Another obstacle to the challenge I found particularly difficult is that most people are looking down at their phones while they walk during passing periods; they are blocking out the world. Students aren't taking even these small opportunities in between classes to look around, to see who is in our school community. Making connections with people is hard when they are staring down at their phones, basically signaling others to stay away.
Something more personal that I discovered about myself from trying this challenge action is how anxious I get in even simple social interactions. Whenever I saw a person who I could high-five, I got too nervous and missed the chance. I did manage to high-five a few people, but they were people I knew so I felt more comfortable interacting with them.
Though high-fiving a stranger who isn't expecting it isn't really your standard social interaction, it still serves as a reminder that we would all benefit from more opportunities to interact with each other. It would help people to become more comfortable with others, and to be more open to putting themselves out there. This challenge was a nice way to encourage people in our school community to engage with each other more.
The following post was written by Alex D. in response to the Day 5 Action Challenge: Read an article that expresses a different opinion about a political or social issue than the one you hold, and reflect on the argument presented.
The article I chose to read for this challenge was “After Orlando We Need More Pro-Life Christians” by Kevin Wright. The article refers to the shooting at Pulse, a gay club in Orlando, FL. In the shooting, 49 people were killed and 53 more were injured. Wright argues that attacks such as this one can be prevented with the help of Pro-Life Christians.

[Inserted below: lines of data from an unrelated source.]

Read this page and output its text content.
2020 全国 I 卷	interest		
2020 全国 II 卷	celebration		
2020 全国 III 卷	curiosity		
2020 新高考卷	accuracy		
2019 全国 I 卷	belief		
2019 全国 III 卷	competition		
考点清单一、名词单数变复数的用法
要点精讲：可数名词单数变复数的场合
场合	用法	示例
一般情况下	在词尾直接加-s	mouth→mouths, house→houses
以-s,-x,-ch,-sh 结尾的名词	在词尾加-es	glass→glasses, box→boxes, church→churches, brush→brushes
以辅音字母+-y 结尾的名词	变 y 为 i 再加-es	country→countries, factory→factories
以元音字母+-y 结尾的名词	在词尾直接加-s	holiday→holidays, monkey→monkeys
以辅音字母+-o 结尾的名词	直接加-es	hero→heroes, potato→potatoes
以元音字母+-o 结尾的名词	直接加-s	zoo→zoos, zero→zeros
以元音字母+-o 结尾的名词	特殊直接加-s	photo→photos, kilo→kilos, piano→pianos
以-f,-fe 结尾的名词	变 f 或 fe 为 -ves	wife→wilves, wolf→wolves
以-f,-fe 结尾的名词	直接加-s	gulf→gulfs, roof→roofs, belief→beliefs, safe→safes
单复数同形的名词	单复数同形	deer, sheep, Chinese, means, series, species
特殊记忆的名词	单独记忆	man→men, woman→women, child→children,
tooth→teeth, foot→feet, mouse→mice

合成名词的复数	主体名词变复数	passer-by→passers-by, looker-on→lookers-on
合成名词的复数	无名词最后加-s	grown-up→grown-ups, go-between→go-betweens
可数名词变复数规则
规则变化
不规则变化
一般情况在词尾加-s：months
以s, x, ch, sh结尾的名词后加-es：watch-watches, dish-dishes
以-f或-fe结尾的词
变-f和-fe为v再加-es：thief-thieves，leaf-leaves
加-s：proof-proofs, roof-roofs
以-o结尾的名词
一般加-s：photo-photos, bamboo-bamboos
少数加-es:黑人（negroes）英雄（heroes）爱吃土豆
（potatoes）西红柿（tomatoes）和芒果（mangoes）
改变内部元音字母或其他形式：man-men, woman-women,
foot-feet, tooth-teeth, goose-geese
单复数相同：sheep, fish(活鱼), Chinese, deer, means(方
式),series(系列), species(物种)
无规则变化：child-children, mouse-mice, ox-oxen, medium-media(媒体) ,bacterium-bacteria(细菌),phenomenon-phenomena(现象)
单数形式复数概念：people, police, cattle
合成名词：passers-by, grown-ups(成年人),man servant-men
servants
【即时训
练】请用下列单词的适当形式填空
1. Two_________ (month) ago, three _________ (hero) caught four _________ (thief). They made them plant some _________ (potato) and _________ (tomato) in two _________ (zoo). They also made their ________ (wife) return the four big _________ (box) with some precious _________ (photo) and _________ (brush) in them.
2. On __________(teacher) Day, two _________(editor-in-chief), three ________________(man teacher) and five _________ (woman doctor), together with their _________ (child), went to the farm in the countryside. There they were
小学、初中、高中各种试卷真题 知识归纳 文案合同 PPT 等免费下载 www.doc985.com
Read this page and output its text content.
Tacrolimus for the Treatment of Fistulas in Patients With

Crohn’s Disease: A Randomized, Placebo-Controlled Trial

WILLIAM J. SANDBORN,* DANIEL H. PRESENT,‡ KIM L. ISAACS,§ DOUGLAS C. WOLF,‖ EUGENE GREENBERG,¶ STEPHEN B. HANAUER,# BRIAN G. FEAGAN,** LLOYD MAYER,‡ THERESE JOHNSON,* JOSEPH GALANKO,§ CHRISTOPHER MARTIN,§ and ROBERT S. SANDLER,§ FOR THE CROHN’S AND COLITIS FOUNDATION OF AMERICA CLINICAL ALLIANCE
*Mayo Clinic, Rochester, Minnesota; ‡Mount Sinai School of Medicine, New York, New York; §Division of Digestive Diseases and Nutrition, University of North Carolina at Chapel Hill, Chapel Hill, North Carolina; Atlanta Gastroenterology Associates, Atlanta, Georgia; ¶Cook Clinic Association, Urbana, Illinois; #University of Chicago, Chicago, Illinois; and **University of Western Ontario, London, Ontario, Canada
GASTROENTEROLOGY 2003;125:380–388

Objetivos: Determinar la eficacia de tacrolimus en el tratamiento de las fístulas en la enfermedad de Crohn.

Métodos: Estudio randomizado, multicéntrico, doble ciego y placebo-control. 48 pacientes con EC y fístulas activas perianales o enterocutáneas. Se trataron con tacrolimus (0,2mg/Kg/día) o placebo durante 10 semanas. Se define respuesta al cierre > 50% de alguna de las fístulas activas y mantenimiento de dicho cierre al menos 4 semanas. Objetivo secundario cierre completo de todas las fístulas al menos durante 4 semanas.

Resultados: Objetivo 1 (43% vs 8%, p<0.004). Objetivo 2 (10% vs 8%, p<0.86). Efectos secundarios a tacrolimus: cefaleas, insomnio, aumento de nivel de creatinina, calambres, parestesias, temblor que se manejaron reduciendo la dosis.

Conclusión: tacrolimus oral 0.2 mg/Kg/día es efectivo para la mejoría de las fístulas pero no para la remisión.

He believes that pro-life Christians have the power to put an end to this gun violence, and since they value life enough to stand up against abortion, they should also stand up against guns. Wright makes the distinction between pro-life and pro-birth anti-abortion activists. His thought is that if one is simply pro-birth, one is not necessarily standing up for the rights of those who are alive.
I found this article to be close-minded. Though the point is to open the minds of pro-life activists, the argument is limiting. While Pro-Life Christians may be against gun violence, this article excludes all other people who want an end to gun violence. Refusing to allow women access to abortions has absolutely no effect on the rate of gun violence. There is no correlation with the two issues. The argument seems to connect these things for no reason. I believe that women should have the right to decide what they want to do with their body, especially in instances when pregnancies are caused by rape. A woman who has had an abortion can be just as helpful as a Pro-Life Christian in acting out against gun violence.
While the objective of the article has merit and aims to remind people to stand up for their values even when it is hard, even when it might prompt an internal conflict, I don't like how it does so by reinforcing a national divide. It is time that people all joined together in order to stop such acts of violence, rather than singling out certain groups and claiming them to be either particularly obligated or unworthy of striving for a better world.